Dalam ilmu Ushul Fiqh, 'urf atau adat istiadat yang berlaku di suatu masyarakat dapat diakui sebagai salah satu sumber hukum dengan syarat tidak bertentangan dengan dalil qath'i dari Al-Qur'an dan Sunnah. Tradisi kerja bakti komunal (ro'an) atau khidmat santri di kediaman kiai dapat dianggap sebagai adat ('urf 'amali) yang telah melembaga dan menjadi bagian tak terpisahkan dari budaya pedagogi pesantren. Selama praktik ini bertujuan untuk mendidik kedisiplinan, kerendahan hati, dan tanggung jawab komunal, apalagi dilakukan atas dasar kerelaan untuk mencari barakah, maka dari perspektif fiqh ini dianggap sebagai adat yang sah ('urf shahih) dan sangat berbeda dengan pandangan “kerja tanpa upah” sebagaimana yang dituduhkan.  
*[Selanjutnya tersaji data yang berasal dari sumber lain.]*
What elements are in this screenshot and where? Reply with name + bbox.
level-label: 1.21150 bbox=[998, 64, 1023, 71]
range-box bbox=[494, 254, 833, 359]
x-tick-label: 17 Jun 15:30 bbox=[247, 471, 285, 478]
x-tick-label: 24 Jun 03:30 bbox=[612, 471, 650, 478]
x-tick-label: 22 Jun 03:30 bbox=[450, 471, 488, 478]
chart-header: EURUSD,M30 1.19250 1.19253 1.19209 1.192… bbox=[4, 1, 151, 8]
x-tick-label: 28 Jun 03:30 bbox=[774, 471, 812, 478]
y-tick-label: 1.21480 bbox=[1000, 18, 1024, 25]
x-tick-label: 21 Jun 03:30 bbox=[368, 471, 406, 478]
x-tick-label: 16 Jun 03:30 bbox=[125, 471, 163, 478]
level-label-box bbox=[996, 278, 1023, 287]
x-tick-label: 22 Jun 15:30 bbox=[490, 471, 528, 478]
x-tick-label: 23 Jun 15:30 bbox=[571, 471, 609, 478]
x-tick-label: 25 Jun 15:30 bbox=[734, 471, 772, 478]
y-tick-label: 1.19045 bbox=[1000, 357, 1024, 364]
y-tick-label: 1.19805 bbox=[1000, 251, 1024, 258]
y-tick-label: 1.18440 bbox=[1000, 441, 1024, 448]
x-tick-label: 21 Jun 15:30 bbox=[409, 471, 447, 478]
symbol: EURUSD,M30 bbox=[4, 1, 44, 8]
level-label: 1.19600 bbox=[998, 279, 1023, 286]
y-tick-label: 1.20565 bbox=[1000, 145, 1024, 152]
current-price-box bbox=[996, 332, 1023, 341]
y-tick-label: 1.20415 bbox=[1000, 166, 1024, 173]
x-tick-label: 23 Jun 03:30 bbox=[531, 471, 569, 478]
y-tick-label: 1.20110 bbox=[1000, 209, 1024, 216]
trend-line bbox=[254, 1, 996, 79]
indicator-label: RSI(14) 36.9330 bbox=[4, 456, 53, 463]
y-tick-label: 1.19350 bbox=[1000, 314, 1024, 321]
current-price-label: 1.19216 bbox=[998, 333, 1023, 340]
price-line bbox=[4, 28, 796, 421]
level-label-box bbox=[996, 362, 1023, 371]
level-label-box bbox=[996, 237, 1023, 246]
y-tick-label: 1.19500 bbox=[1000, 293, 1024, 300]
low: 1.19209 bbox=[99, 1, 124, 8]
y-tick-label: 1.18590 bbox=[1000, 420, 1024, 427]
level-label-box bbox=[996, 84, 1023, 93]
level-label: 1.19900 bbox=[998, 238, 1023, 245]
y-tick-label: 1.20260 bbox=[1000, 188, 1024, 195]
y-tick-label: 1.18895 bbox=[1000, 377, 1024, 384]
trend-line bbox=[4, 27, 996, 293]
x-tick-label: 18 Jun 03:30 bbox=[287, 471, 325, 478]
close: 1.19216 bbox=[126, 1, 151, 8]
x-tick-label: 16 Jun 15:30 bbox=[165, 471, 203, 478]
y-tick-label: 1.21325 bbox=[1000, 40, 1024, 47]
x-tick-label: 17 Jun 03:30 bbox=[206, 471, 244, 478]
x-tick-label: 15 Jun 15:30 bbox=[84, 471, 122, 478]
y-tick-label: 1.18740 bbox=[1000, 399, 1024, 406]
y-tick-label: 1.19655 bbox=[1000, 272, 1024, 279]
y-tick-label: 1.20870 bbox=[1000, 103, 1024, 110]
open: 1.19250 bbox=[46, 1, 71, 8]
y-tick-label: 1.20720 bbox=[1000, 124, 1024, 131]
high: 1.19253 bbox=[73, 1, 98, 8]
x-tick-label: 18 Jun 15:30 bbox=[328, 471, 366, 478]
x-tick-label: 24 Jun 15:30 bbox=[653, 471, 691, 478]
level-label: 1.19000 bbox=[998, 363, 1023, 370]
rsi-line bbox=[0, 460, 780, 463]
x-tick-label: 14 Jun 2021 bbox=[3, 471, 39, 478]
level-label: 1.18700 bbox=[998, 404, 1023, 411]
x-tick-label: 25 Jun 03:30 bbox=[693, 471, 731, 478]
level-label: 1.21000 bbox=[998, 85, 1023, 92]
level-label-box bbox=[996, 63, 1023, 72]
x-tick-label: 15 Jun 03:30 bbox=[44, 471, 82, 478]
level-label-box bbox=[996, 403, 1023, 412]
Menuju Kritik yang Membangun, Bukan Meruntuhkan 

Pesantren bergerak dalam sebuah logika sosio-spiritual unik yang seringkali tak kasat mata bagi pandangan sekuler-modern. Memahami konsep dan prinsip kunci seperti etika (adab), keberkahan (barakah), dan adat kebiasaan ('urf) adalah prasyarat untuk bisa menilai ekosistem santri, kiai dan pesantren dengan adil dan bijaksana. Tanpa dasar pemahaman yang kuat seperti ini, maka kritik yang muncul hanya akan menjadi cerminan dari keawaman kultural, dekontekstualisasi bahkan sampai kepada prasangka yang sebenarnya dilarang dalam agama tanpa ilmu yang memadai.